The fascination with the natural world has engrossed humans since the beginning of written records and has been frequently used as inspiration for works of literature, art and other forms of expression.
In the ancient world, there was often an intertwining of paradise, and an untouched natural world. This world, ‘Arcadia’ as it is known, featured in several prominent works of literature. The Sicilian poet Theocritus, credited with inventing Greek pastoral poetry, wrote many poems called Idylls. These fantastic gems, often written as songs or dialogues, show a peaceful and tranquil environment, far detached from the violence and warfare depicted by many other ancient authors.
These pieces of writing, while short and clear, create an unspoilt and fascinating environment
The Roman poet Virgil, heavily influenced by Theocritus’ pastoral work, also ventured into poems of nature, the Eclogues. These pieces of writing, while short and clear, create an unspoilt and fascinating environment. Eclogue IV particularly resonated with me, he writes how in this world ‘all the stains of our past wickedness [are] being cleansed away’ resulting in a climate where the earth will ‘shower…..with romping ivy, foxgloves, and bouquets of gypsy lilies’. Most importantly, however, this world is one where the ‘ox will have no fear of the lion’, and where safety and placidity are emphasised. This innocent and harmonious vista invokes, for me at least, a spring-time simplicity that instantly calms and soothes.
Two-thousand years later, in 1941, a novel with fantastic natural elements, written by one of my favourite authors, was published. Frenchman’s Creek, by Daphne du Maurier, is primarily concerned with the romance between a 17th century noblewoman and a pirate, but woven into the story is a fantastic depiction of the rugged remoteness of Cornwall, a trait so many of du Maurier’s novels possess.
the image created of a semi-untouched environment, nature at its most coarse, is one that brought me a new sense of wonder
This type of nature is a far cry from Virgil or Theocritus, where I imagine a valley of multi-coloured shrubs and plants, set to the music of cows mooing and birds tweeting.
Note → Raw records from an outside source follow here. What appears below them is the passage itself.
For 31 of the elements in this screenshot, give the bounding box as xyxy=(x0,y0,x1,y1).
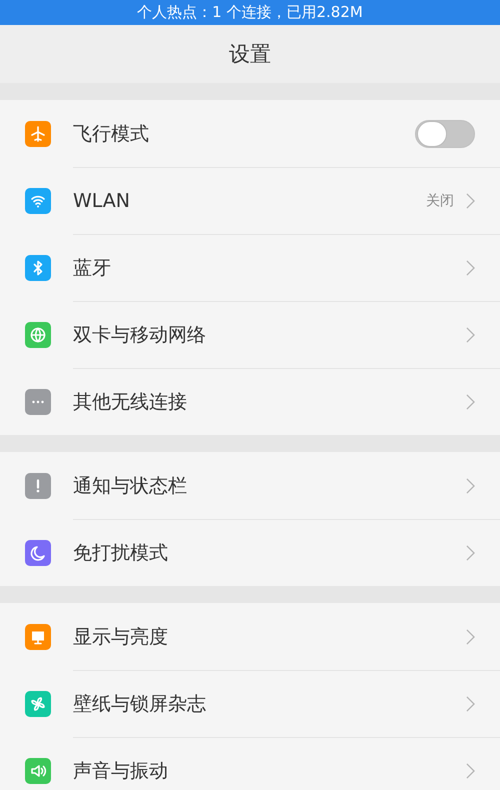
chevron-right-icon xyxy=(466,478,475,494)
status-bar-text: 个人热点：1 个连接，已用2.82M xyxy=(0,0,500,25)
row-label: 通知与状态栏 xyxy=(73,474,188,498)
row-label: 蓝牙 xyxy=(73,256,112,281)
row-label: 其他无线连接 xyxy=(73,390,188,415)
chevron-right-icon xyxy=(466,545,475,561)
chevron-right-icon xyxy=(466,260,475,276)
page-title: 设置 xyxy=(229,41,271,68)
chevron-right-icon xyxy=(466,696,475,712)
settings-row[interactable]: 通知与状态栏 xyxy=(0,452,500,519)
settings-row[interactable]: 壁纸与锁屏杂志 xyxy=(0,670,500,737)
settings-row[interactable]: 显示与亮度 xyxy=(0,603,500,670)
row-label: 双卡与移动网络 xyxy=(73,323,207,348)
row-label: 壁纸与锁屏杂志 xyxy=(73,692,207,717)
chevron-right-icon xyxy=(466,327,475,343)
chevron-right-icon xyxy=(466,763,475,779)
chevron-right-icon xyxy=(466,628,475,644)
row-label: WLAN xyxy=(73,190,132,212)
row-label: 免打扰模式 xyxy=(73,541,169,566)
chevron-right-icon xyxy=(466,193,475,209)
toggle-switch[interactable] xyxy=(415,120,475,148)
settings-row[interactable]: 双卡与移动网络 xyxy=(0,301,500,368)
row-label: 显示与亮度 xyxy=(73,624,169,650)
settings-row[interactable]: WLAN 关闭 xyxy=(0,167,500,234)
row-label: 声音与振动 xyxy=(73,759,169,784)
row-label: 飞行模式 xyxy=(73,122,150,146)
row-value: 关闭 xyxy=(426,192,454,210)
settings-row[interactable]: 声音与振动 xyxy=(0,737,500,790)
chevron-right-icon xyxy=(466,394,475,410)
settings-row[interactable]: 蓝牙 xyxy=(0,234,500,301)
settings-row[interactable]: 飞行模式 xyxy=(0,100,500,167)
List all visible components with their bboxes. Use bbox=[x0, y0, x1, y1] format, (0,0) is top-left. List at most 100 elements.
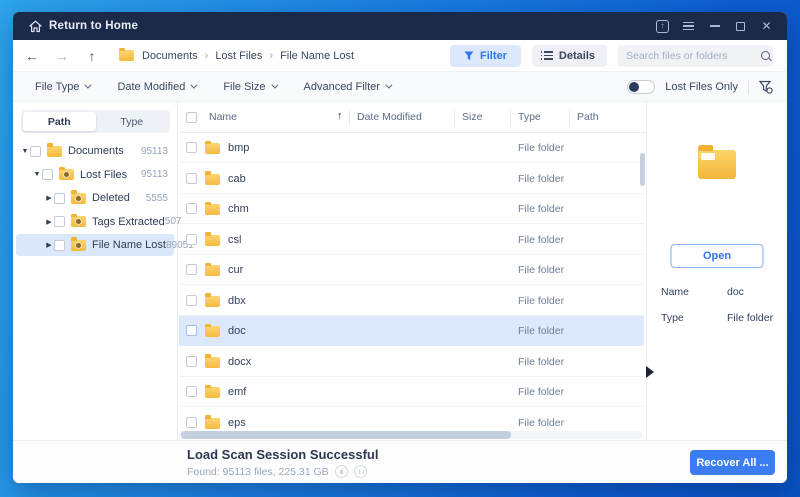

Instead, in Frenchman’s Creek, I see windswept cliffs, with little to no vegetation except patches of grass covering huge drops to the sea. It is the natural equivalent of brutalist architecture. On the first page, du Maurier writes how there were ‘no buildings to desecrate the rough fields and cliffs’ and how there were ‘no yachts’ and ‘no cottages’ interrupting the landscape. To be honest the story isn’t particularly ground-breaking, or interesting for that matter, but the image created of a semi-untouched environment, nature at its most coarse, is one that brought me a new sense of wonder at the landscape of the United Kingdom when reading.
Written in 2018, Melissa Harrison’s novel, All Among the Barley, uses its setting in the idyllic Suffolk countryside in the 1930s to confront issues surrounding the rise of fascism in English rural settings. The plot is, as with Frenchman’s Creek, is not as important as the setting and the message of the novel. The book is primarily concerned with a young farmers daughter, and the friendship she cultivates with a London journalist, seen as an outsider by the wider community,. Rural England, often seen as the epitome of Britishness, has a dark past – with the beauty of the landscape being used to contrast undertones of anti-Semitism and fascism. As the New Stateman review wrote, ‘All Among the Barley is an unflinching account of the harshness and beauty of rural life’.
In this small selection of literature, nature and rurality have taken different shapes, showing the complexity of natural representation in literature throughout the ages. It’s certain, however, that the natural world is a continually fascinating habitat to explore.